Saturday, March 10, 2018

Clifton Heights Carnegie Hero

Darby Creek in Clifton Heights a 100 year old view

NOTE: In 1904 Andrew Carnegie, the steel magnate from Pittsburgh, created the Carnegie Hero Fund. The fund awards medals and cash to individual heroes who are nominated and approved. The fund still exists today.



 Event Will Take Place Sunday Evening in the First Presbyterian Church at Clifton Heights

February 11, 1910

                There will be a service of great interest in the First Presbyterian church of Clifton Heights next Sabbath evening at 3 o’clock when the pastor, Rev.
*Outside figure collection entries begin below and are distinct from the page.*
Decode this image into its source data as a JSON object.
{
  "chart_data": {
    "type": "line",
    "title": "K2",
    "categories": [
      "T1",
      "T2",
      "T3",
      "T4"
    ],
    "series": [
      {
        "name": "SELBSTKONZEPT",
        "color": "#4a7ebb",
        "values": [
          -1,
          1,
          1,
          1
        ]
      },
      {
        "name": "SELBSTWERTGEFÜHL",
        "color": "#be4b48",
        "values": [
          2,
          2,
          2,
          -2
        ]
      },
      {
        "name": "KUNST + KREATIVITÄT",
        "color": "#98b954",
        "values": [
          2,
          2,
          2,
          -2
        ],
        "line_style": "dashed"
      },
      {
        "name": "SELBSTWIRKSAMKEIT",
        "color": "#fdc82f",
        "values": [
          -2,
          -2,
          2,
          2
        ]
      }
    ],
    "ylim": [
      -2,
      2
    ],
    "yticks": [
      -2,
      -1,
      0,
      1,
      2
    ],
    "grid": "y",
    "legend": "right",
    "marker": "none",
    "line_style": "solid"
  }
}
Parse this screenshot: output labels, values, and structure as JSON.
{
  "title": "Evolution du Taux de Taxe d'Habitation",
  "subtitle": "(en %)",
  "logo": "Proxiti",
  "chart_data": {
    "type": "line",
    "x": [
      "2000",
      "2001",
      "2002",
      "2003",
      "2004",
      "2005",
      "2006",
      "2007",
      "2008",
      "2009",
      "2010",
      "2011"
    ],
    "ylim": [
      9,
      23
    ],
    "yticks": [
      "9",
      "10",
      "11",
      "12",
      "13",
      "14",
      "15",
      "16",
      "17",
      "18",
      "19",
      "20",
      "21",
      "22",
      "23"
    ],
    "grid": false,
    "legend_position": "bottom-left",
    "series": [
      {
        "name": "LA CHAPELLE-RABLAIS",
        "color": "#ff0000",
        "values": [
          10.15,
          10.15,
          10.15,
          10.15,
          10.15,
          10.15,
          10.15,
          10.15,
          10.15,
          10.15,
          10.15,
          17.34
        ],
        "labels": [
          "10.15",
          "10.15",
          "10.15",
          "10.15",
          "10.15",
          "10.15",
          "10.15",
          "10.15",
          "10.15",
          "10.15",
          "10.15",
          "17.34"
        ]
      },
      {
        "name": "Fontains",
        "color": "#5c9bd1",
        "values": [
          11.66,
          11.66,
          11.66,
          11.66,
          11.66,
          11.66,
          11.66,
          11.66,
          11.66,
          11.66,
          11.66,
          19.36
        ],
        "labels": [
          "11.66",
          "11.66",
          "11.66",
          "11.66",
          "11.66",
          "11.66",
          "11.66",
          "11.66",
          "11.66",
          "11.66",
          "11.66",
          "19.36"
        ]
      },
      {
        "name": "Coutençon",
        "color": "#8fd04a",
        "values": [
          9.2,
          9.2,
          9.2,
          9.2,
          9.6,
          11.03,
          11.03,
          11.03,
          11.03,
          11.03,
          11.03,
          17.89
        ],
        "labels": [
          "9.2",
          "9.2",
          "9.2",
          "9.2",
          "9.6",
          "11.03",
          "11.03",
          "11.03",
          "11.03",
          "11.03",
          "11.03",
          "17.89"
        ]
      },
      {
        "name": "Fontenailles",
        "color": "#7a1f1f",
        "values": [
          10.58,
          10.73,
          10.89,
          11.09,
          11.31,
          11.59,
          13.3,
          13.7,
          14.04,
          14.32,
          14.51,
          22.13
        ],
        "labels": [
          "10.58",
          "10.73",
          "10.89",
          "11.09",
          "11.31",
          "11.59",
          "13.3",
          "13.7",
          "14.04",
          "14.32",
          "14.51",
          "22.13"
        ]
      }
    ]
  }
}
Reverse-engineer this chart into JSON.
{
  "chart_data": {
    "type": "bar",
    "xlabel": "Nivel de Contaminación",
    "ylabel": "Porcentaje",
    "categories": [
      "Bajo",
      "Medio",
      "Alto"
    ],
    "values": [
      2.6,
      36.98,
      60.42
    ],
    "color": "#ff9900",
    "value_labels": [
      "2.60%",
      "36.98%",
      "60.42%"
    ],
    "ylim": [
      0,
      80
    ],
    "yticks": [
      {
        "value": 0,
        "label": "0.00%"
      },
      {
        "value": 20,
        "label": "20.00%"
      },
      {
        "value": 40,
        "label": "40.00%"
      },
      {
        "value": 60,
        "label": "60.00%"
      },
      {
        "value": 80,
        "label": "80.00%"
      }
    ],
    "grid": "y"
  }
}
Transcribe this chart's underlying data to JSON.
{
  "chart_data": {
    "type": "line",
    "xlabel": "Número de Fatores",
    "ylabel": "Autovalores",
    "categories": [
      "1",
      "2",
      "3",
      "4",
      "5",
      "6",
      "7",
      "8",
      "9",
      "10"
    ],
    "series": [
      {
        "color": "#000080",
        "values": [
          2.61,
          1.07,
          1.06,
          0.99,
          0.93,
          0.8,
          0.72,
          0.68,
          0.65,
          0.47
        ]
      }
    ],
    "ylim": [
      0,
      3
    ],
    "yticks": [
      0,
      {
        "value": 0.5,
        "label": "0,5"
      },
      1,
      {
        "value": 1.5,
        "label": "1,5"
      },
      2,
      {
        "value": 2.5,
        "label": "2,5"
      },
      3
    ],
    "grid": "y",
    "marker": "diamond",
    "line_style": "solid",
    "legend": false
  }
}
W. R. Huston, will tender to William C. Buley of Clifton Heights, the Carnegie Hero Medal recently awarded to him by the Carnegie Hero Fund Commission for saving of the life of Mrs. Hannah A. Lewis, wife of George D. Lewis, at Clifton Station, Aldan, April 16, 1908.
                The address will be made by V. Gilpin Robinson, Esq., the undistinguished attorney of Delaware County on “Christian Courage” and the choir will render special music.
                An invitation has been extended to both the local fire companies to attend this service and also to the community in general when all may fittingly recall the words of Jesus inscribed upon the medal, “Greater love hath no man than this that a man lay down his life for his friends.” – John XV.-13.
                Mr. Buley’s act in saving the life of Mrs. Lewis was one which at the time, attracted the attention of the whole community of Aldan, Clifton Heights and vicinity and called forth unstinted praise.  Mrs. Lewis, who lives in Germantown, has been on a visit to friends in Clifton Heights, and going to the train to return home crossed over the tracks of the Pennsylvania railroad from the Clifton Heights to the Aldan side by walking on the tracks over the Springfield Road bridge and around the end of the track fence rather than go down the steps and under the railroad.  While on the bridge on the Aldan side the train came around the curve behind her and she started to run, fell upon the bridge, arose, and ran forward only to fall again in front of the approaching train.  Mr. Buley was on the platform of the station waiting for the train and seeing the woman’s peril ran to her help, jumped down upon the track, seized her prostrate form and threw himself backward upon the station platform just in time to save both the woman and himself from a terrible death.  The rescue was so close that the engineer thought he had run over both of them.  Mrs. Lewis was slightly struck by the engine in passing.  Mr. Buley was unhurt.
                The tragedy of the occasion was greatly increased by the death of Mr. McCue, a young man employed by the Pennsylvania railroad, who was on the train which came to such a sudden and unexpected stop upon the Springfield Road Bridge.  In attempting to go forward to see the cause of the sudden stopping of the train, Mr. McCue stepped out from the train upon the railing of the bridge, which broke beneath his weight and he was thrown to the street below injuring his spine and causing his death a few days later.
                The attention of the Carnegie Hero Fund Commission was called to the act of Mr. Buley by the pastor of the First Presbyterian church and that Commission, after careful investigation, examination of the conditions and hearing of the witnesses awarded to Mr. Buley a bronze medal and seventeen hundred and fifty dollars ($1750), a sum sufficient to cancel the mortgage upon his home.  Mr. Buley is married and has six children, and had his noble effort cost him his life their loss would have been irreparable.